For Bauknecht and Sheriff Bill Greening, education is the first step in hopefully bringing an end to the problem which the latter cites as “one of the worst drug issues we have faced in the last 20 years.”
“The general public probably has no idea the serious consequences of its use and the signs and symptoms to look for,” Greening said. “This came on so strong and took over our area so fast that there is a lot of confusion still out there.”
The problem is a real one with accounts believed linked to the “salts” reported in the Antigo Daily Journal almost daily. Some are strange with hallucinations running the gamut from sightings of people only visible to the users to the truly bizarre with a local man frantically screaming he was being stung by “killer bees” without an insect in sight to another man dousing himself with anti-freeze on the false belief he was on fire. There have also been several incidents of individuals wounding themselves to the point of needing medical treatment.

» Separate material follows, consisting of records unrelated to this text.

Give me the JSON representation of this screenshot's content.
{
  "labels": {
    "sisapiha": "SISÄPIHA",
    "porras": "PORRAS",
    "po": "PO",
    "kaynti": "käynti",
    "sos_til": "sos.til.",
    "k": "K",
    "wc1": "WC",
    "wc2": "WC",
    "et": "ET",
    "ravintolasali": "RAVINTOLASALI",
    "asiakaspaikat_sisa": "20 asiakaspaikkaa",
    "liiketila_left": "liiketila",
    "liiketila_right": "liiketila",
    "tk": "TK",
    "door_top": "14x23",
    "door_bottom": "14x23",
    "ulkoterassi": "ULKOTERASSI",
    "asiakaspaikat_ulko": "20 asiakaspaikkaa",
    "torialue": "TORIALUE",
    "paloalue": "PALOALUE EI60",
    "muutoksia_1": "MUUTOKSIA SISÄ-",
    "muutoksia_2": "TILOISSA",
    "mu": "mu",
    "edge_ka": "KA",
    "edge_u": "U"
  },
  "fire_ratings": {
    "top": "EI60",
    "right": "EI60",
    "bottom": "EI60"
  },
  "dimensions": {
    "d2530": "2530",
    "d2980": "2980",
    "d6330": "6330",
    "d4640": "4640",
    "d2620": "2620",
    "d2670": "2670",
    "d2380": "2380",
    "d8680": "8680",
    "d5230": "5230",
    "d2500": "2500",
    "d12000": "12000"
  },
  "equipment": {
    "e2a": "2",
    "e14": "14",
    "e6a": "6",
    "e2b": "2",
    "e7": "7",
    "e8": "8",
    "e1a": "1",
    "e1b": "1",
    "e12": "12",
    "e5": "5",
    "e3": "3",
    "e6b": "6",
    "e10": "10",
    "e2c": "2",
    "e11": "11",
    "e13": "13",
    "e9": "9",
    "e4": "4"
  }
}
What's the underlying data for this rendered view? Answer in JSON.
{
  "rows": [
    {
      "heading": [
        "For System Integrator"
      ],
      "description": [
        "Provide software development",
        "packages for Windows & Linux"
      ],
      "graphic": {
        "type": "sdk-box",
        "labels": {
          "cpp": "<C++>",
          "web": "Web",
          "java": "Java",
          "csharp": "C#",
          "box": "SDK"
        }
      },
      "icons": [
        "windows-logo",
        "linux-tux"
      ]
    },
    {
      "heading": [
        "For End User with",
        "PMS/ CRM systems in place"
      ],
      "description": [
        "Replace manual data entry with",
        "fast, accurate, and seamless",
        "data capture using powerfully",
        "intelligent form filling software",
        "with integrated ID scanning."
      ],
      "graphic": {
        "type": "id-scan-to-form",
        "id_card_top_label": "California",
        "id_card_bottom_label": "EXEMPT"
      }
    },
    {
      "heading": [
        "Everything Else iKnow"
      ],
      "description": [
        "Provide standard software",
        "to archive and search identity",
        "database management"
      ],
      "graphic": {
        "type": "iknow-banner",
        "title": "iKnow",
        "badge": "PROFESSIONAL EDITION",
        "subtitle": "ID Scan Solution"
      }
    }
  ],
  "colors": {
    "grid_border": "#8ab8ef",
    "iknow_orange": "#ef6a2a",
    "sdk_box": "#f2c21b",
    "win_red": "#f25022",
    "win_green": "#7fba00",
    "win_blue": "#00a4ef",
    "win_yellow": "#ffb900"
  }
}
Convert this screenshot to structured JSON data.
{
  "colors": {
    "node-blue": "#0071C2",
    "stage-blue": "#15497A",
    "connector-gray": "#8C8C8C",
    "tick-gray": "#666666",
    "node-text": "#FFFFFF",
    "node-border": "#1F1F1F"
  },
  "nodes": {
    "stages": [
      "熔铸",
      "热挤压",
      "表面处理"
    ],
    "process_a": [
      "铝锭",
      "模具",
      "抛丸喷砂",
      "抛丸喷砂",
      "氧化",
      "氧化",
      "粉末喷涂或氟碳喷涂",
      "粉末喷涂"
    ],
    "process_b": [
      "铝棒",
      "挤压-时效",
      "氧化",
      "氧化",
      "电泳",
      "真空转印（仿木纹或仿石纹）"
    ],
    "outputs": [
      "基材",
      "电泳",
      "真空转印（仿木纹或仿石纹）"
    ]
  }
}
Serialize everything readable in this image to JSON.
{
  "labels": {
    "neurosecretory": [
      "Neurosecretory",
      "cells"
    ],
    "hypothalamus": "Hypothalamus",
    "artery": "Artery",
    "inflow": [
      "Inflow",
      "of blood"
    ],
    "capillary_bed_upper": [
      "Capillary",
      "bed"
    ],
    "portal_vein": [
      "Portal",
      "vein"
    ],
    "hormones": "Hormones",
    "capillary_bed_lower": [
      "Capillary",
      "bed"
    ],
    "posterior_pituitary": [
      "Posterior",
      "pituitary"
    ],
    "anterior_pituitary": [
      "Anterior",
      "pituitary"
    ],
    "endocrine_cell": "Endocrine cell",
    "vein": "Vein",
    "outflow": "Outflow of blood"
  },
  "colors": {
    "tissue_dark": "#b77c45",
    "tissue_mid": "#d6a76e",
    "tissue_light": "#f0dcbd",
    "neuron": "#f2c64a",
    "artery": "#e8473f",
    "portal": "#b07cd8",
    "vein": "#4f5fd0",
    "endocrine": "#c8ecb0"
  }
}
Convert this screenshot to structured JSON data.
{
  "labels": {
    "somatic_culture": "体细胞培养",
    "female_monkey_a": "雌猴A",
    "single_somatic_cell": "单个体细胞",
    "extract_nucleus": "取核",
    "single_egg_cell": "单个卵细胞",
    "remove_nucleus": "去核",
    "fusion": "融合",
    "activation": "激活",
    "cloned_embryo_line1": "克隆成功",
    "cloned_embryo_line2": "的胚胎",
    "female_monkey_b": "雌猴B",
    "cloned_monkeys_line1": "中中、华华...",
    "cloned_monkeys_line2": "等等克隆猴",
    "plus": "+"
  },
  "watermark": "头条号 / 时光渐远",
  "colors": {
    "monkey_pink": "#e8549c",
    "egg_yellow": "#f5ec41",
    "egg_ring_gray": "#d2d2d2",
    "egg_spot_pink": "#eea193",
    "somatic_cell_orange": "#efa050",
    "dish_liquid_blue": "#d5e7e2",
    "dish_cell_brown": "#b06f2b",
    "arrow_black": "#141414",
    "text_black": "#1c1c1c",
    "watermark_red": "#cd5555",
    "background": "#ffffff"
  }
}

Law officers cite suspected bath salt usage in their reports on a more frequent basis, describing individuals as “visibly on edge” or “extremely agitated, emotional and uneasy” as well as evidence of manic behavior and extreme paranoia which has caused some users to “hole up” in their homes for days on the fear they were being watched or followed.
“The scariest thing is the rapid deterioration and quick implosion of their life,” Bauknecht said. “The drug becomes the center focus, the only focus, of their lives.”
“No one knows the long term, or even short term, consequences,” Greening added, explaining that a bath salt user can react one way one day and completely different the next.
“There are so many variables and unknowns,” he said.
And that factor alone becomes one of law officers’ biggest challenges — let alone the users’ families who may not even have an inkling of the cause of their loved ones’ behavior.
“We don’t know who we are dealing with or how they will react to it as the reactions are never the same,” Bauknecht said.
For Antigo and Langlade County, it is a problem that has exploded to epidemic proportions.
“For whatever reasons we have become ground central for bath salts,” Greening said, stressing that educating the public on its danger is essential.
“We have to take our community back before someone else gets involved in this,” Bauknecht said.
Langlade County Sheriff Bill Greening displays various items of drug paraphernalia, including jewel bags, aluminum foil and carrying cases, associated with rising incidents of bath salt use in the northwoods.